Bestechungsaffäre THW Kiel: Staatsanwaltschaft sieht Untreue-Verdacht
Tuesday, 10.March 2009 um 06:11 Uhr | Deutschland, Europa, Kiel211, Kopfschüttelnd, Polizeimeldungen, Sport
Der angebliche mutmaßliche Bestechungsskandal um den deutschen Handball-Rekordmeister THW Kiel ist nun doch Mittelpunkt strafrechtlicher Ermittlungen gegen THW-Manager Uwe Schwenker und den früheren Trainer Zvonomir “Noka” Serdarusic. Nur ungefähr 24 Stunden nach der ursprünglichen Aussage des Kieler Oberstaatsanwalts Uwe Wick vom Freitag, “Die Staatsanwaltschaft führt kein Ermittlungsverfahren gegen Verantwortliche des THW.”, hatte sich die Anklagebehörde offenbar noch am Samstagmittag dazu entschlossen, “im Zusammenhang mit den im Raum stehenden Vorwürfen der Manipulation von Spielen der Champions League ein Ermittlungsverfahren gegen den Geschäftsführer der THW GmbH & Co. KG wegen Verdachts der Untreue sowie gegen den früheren Trainer der Bundesligamannschaft wegen Beihilfe dazu” einzuleiten. Was in diesen 24 Stunden geschehen war, um den Anfangsverdacht zu begründen, verdichten und richterliche Beschlüsse für “mehrere strafprozessuale Maßnahmen” zu erwirken, mit denen u.a. Wohnungen der Betroffenen und Geschäftsräume des THW Kiel durchsucht werden konnten, war zunächst unklar geblieben. Wick hatte schließlich bestätigt, dass man aufgrund der jüngsten Spiegel-Berichterstattung zu ermitteln begonnen habe. [SpiegelOnline]
Was bleibt ist der, angesichts des Aufruhrs immer etwas hohl wirkende, Verweis auf die Unschuldsvermutung. Das ich die Affäre um den THW Kiel einmal zum Gegenstand meiner Kiel211-Berichterstattung machen könnte, hätte ich auch nicht gedacht.

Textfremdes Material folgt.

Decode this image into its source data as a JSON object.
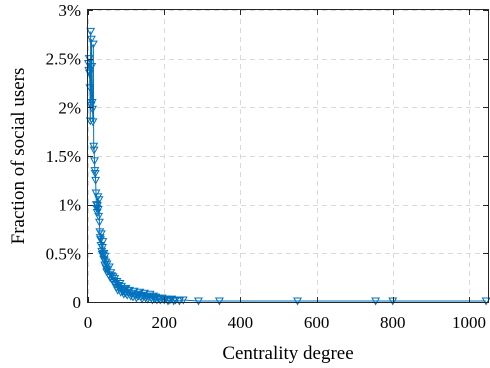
{
  "chart_data": {
    "type": "line",
    "title": "",
    "xlabel": "Centrality degree",
    "ylabel": "Fraction of social users",
    "xlim": [
      0,
      1050
    ],
    "ylim": [
      0,
      3
    ],
    "x_ticks": [
      {
        "value": 0,
        "label": "0"
      },
      {
        "value": 200,
        "label": "200"
      },
      {
        "value": 400,
        "label": "400"
      },
      {
        "value": 600,
        "label": "600"
      },
      {
        "value": 800,
        "label": "800"
      },
      {
        "value": 1000,
        "label": "1000"
      }
    ],
    "y_ticks": [
      {
        "value": 0,
        "label": "0"
      },
      {
        "value": 0.5,
        "label": "0.5%"
      },
      {
        "value": 1,
        "label": "1%"
      },
      {
        "value": 1.5,
        "label": "1.5%"
      },
      {
        "value": 2,
        "label": "2%"
      },
      {
        "value": 2.5,
        "label": "2.5%"
      },
      {
        "value": 3,
        "label": "3%"
      }
    ],
    "grid": true,
    "marker": "triangle-down",
    "colors": {
      "series": "#0072BD",
      "grid": "#d9d9d9",
      "axes": "#262626"
    },
    "series": [
      {
        "x": [
          1,
          2,
          3,
          4,
          5,
          6,
          7,
          8,
          9,
          10,
          11,
          12,
          13,
          14,
          15,
          16,
          17,
          18,
          19,
          20,
          21,
          22,
          23,
          24,
          25,
          26,
          27,
          28,
          29,
          30,
          31,
          32,
          33,
          34,
          35,
          36,
          37,
          38,
          39,
          40,
          41,
          42,
          43,
          44,
          45,
          46,
          47,
          48,
          49,
          50,
          52,
          54,
          56,
          58,
          60,
          62,
          64,
          66,
          68,
          70,
          72,
          74,
          76,
          78,
          80,
          82,
          84,
          86,
          88,
          90,
          92,
          94,
          96,
          98,
          100,
          103,
          106,
          109,
          112,
          115,
          118,
          121,
          124,
          127,
          130,
          133,
          136,
          139,
          142,
          145,
          148,
          151,
          154,
          157,
          160,
          163,
          166,
          169,
          172,
          175,
          178,
          181,
          184,
          187,
          190,
          195,
          200,
          205,
          210,
          215,
          220,
          225,
          230,
          240,
          250,
          290,
          345,
          550,
          755,
          800,
          1045
        ],
        "y": [
          2.45,
          2.38,
          2.5,
          2.35,
          2.2,
          1.86,
          2.78,
          2.02,
          2.7,
          2.42,
          2.05,
          1.98,
          1.85,
          2.65,
          1.6,
          1.56,
          1.45,
          1.35,
          1.32,
          1.25,
          1.12,
          1.0,
          0.96,
          0.92,
          0.99,
          1.08,
          0.95,
          0.88,
          1.05,
          0.82,
          0.72,
          0.66,
          0.64,
          0.58,
          0.7,
          0.52,
          0.49,
          0.56,
          0.62,
          0.48,
          0.44,
          0.5,
          0.43,
          0.38,
          0.47,
          0.36,
          0.41,
          0.34,
          0.31,
          0.39,
          0.33,
          0.28,
          0.36,
          0.25,
          0.3,
          0.27,
          0.22,
          0.26,
          0.2,
          0.24,
          0.18,
          0.15,
          0.21,
          0.12,
          0.17,
          0.14,
          0.19,
          0.1,
          0.16,
          0.12,
          0.11,
          0.08,
          0.13,
          0.09,
          0.14,
          0.07,
          0.1,
          0.12,
          0.06,
          0.09,
          0.05,
          0.11,
          0.07,
          0.04,
          0.08,
          0.06,
          0.1,
          0.05,
          0.03,
          0.07,
          0.09,
          0.04,
          0.06,
          0.03,
          0.05,
          0.08,
          0.04,
          0.02,
          0.06,
          0.03,
          0.05,
          0.02,
          0.04,
          0.03,
          0.02,
          0.04,
          0.02,
          0.03,
          0.01,
          0.02,
          0.03,
          0.01,
          0.02,
          0.01,
          0.02,
          0.01,
          0.01,
          0.01,
          0.01,
          0.01,
          0.01
        ]
      }
    ]
  }
}
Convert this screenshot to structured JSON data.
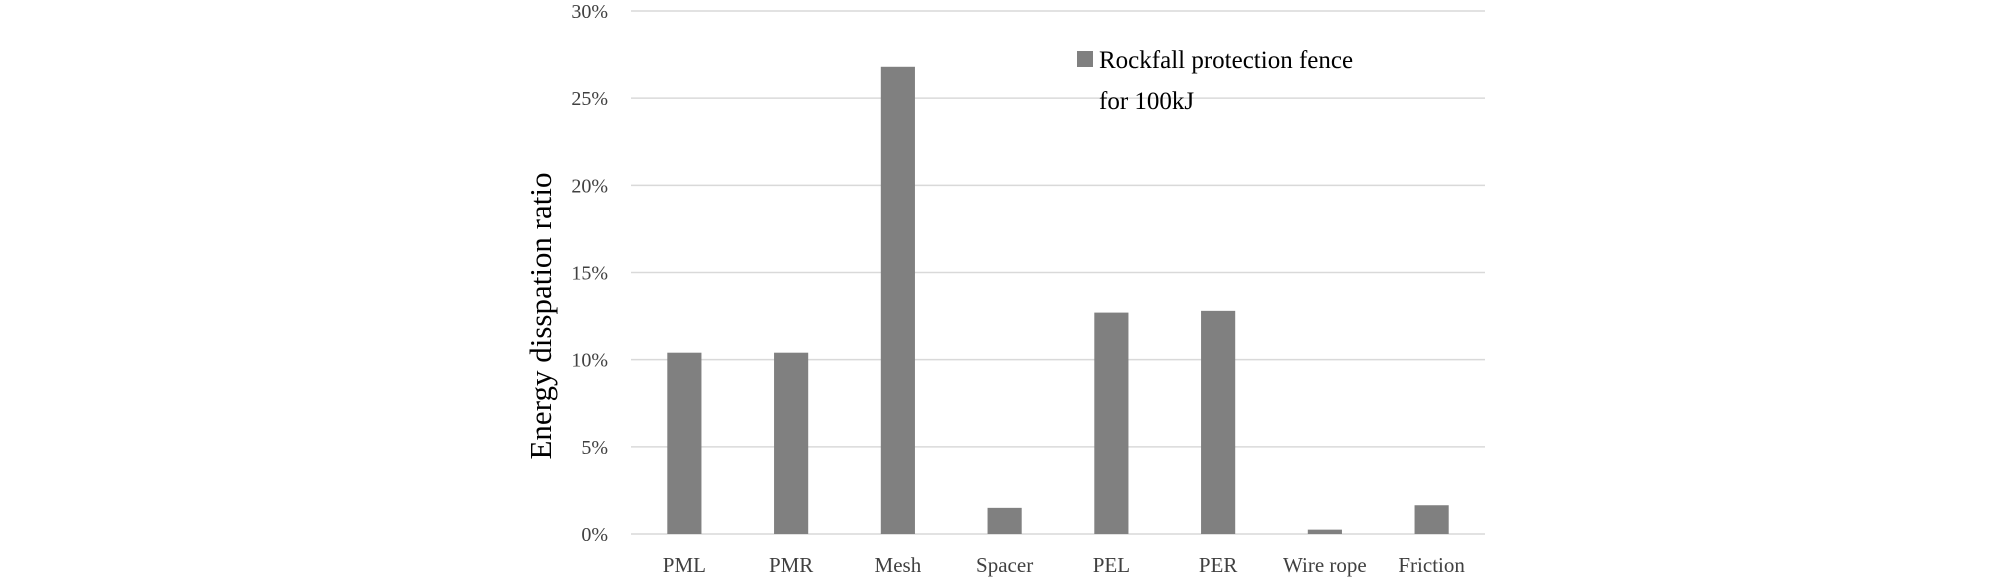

Schwenker einvernehmlich beurlaubt
Der nunmehr verdächtige Uwe Schwenker ist auf eigenen Wunsch von seinen Pflichten beurlaubt worden, ”um sich in vollem Umfang gegen die Anschuldigungen zu wehren”. Gesellschafter und Beirat des THW Kiel stehen unterdessen weiter “vorbehaltlos” zu ihrem Manager, nachdem man sich mit diesem ”ausführlich mit den in den Medien verbreiteten Gerüchten um angebliche Manipulationsversuche durch Schiedsrichterbestechungen befasst” habe, heisst es in einer Presseverlautbarung. [NDR.de]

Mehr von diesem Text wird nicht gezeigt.